Improving Cognition in People with Diabetes and Heart Failure

The drug empagliflozin (Jardiance) was approved in 2014 for improving glucose control in adults with type 2 diabetes. In 2021, the drug was approved for reducing the risk of cardiovascular death and hospitalization in adults with heart failure. Now, in a study published online on March 21 in Diabetes Care, Gaetano Santulli, M.D., Ph.D., and colleagues have shown that empagliflozin treatment significantly improves cognitive impairment in frail subjects with diabetes and heart failure compared with two other diabetes drugs.

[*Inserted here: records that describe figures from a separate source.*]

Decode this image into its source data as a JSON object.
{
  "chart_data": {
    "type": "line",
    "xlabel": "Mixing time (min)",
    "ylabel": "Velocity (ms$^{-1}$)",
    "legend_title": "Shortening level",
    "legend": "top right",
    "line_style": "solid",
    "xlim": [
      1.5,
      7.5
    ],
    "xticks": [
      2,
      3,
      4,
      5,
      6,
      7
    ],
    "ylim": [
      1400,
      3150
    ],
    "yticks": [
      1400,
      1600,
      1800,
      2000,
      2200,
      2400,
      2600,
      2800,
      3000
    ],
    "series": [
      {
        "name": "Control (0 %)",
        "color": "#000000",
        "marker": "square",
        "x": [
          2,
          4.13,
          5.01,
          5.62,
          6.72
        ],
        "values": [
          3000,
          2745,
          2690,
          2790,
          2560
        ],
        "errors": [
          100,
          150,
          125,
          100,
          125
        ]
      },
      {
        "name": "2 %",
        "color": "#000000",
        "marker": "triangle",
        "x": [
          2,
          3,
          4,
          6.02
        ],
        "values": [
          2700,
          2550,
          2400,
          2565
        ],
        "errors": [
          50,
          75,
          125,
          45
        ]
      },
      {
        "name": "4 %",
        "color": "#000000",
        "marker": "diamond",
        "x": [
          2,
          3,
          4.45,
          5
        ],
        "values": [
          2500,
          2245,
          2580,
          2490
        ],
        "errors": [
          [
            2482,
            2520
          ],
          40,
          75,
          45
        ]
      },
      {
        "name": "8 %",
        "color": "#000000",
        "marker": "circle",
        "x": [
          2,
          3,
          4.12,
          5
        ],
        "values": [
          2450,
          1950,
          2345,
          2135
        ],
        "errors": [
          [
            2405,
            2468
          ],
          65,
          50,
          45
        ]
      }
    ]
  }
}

The researchers studied 162 frail elderly patients with heart failure and diabetes enrolled at the “Sant’Angelo dei Lombardi” Hospital in Avellino, Italy, which specializes in treating elderly patients. At the start of the study, participants were divided into three groups, with each group receiving a different drug (metformin, insulin, or empagliflozin); all patients were administered a standard cognitive screening test as well as a test to assess physical frailty. One month after baseline assessments, patients treated with empagliflozin showed significant improvement in both cognitive and physical impairment compared with patients taking the other two drugs.

Dr. Santulli is an associate professor of medicine and of molecular pharmacology at Einstein.